USING MERGE TO IMPLEMENT THE BEST SORT ALGORITHM

Sorting by the process of merging have been used for a long while now mainly to deal with the problem of large data files where internal Random Access Memory (RAM) is too expensive. In this case, each merge operation is done by placing the output merged list on a less expensive external storage medium. Because the time used for Input and Output operations is significantly larger than that used for the internal merge operation, this approach to sorting makes merge-sort significantly slower than other internal sorting techniques.

However, as we show in these pages, there are techniques that can be used to make the merge completely executed in RAM with no additional memory while at the same time using about the same number of comparisons to merge-sort. In the case of k-way merge-sort, we show an implementation that gives optimum comparisons with O(N) data moves.

 

MERGING

Merging is the process whereby two pre-sorted lists of data values are combined in a systematic manner to create a single sorted list. Originally, most sorting was done on large database systems using a technique known as merging. Merging is used because it easily allows a compromise between expensive internal Random Access Memory (RAM) and external magnetic mediums where the cost of RAM is an important factor. Originally, merging is an external method for combining two or more pre-sorted lists to create a single sorted list on an external medium.

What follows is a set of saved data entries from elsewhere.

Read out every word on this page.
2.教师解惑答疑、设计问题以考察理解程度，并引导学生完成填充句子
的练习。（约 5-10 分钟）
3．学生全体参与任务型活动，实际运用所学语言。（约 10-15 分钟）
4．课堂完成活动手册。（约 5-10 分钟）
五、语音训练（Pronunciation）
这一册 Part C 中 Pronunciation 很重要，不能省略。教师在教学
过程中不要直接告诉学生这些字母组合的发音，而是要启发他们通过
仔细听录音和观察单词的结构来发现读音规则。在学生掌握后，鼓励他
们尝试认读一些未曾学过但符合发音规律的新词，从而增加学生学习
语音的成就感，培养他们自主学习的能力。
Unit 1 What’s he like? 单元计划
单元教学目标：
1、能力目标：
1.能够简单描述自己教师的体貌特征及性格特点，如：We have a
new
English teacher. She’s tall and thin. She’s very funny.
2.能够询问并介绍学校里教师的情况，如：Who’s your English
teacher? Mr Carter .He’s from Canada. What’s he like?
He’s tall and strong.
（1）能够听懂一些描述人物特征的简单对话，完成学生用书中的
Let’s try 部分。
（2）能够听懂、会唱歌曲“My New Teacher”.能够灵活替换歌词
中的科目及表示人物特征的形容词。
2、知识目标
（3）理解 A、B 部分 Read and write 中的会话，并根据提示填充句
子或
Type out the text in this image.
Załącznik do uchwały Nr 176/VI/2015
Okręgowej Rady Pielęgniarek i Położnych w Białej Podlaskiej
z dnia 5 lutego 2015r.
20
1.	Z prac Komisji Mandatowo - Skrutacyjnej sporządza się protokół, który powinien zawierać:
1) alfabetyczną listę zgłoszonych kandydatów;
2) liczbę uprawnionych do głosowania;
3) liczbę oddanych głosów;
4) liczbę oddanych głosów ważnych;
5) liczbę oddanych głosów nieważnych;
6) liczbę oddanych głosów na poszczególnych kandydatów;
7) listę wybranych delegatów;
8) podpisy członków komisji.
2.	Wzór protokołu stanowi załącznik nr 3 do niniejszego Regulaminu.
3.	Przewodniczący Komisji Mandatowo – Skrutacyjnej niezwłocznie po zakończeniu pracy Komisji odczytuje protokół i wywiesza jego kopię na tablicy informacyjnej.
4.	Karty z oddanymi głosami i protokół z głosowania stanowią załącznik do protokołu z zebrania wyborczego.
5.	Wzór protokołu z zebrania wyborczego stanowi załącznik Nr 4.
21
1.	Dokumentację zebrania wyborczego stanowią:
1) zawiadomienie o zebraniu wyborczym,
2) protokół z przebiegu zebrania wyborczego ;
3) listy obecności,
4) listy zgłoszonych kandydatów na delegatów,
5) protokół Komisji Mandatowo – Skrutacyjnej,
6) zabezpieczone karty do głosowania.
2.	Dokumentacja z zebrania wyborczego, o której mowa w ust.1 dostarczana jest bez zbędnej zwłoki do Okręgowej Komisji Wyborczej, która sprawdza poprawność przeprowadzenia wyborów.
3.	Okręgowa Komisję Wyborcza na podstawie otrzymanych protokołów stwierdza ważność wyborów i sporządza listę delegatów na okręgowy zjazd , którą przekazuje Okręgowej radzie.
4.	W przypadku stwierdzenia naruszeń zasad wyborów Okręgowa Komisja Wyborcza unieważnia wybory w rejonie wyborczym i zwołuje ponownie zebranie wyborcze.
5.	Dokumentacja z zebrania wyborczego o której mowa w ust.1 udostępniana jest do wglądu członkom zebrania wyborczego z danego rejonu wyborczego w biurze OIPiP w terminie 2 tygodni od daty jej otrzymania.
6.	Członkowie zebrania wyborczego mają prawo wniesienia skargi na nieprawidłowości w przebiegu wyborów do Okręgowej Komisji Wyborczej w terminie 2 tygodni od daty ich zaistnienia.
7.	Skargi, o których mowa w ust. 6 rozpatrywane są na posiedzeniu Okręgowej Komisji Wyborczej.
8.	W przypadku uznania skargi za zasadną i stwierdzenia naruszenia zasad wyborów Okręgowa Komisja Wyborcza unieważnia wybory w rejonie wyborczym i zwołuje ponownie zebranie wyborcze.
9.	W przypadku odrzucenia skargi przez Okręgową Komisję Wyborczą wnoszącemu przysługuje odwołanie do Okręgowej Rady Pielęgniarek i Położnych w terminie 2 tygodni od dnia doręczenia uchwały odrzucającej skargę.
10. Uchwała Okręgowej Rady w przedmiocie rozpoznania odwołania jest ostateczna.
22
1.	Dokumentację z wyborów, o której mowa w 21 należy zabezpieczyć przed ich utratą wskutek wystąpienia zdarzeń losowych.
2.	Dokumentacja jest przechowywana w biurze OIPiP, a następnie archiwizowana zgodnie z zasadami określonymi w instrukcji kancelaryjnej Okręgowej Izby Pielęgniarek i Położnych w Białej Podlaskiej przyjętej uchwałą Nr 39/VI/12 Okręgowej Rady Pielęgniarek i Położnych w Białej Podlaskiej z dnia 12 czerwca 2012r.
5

The most natural way to merge two lists of m and n pre-sorted data values is to compare the values at the lowest (smallest) locations in both lists and then output the smaller of the two. The next two smallest values are compared in a similar manner and the smaller value outputted. This process is repeated until one of the lists becomes exhausted. Merging in this way requires m+n-1 comparisons and m+n data moves to create a sorted list of m+n data values from 2 pre-sorted lists of m and n data values each. The figure below illustrates an instance of this natural merge operation. The order in which each value in the A and B list is selected for output to the C list is labeled by their subscript in the second listing of A and B. Merging in this manner is easily made stable. In addition, this lower limit is guaranteed regardless of the nature of the input permutation. It has been shown that the lower limit on the number of comparison and data move operations when merging a set of m and n pre-sorted data values is m+n-1 and m+n respectively. However, the lower limit on the number of comparisons is further reduced by use of a binary search technique as explained in our book to be published soon.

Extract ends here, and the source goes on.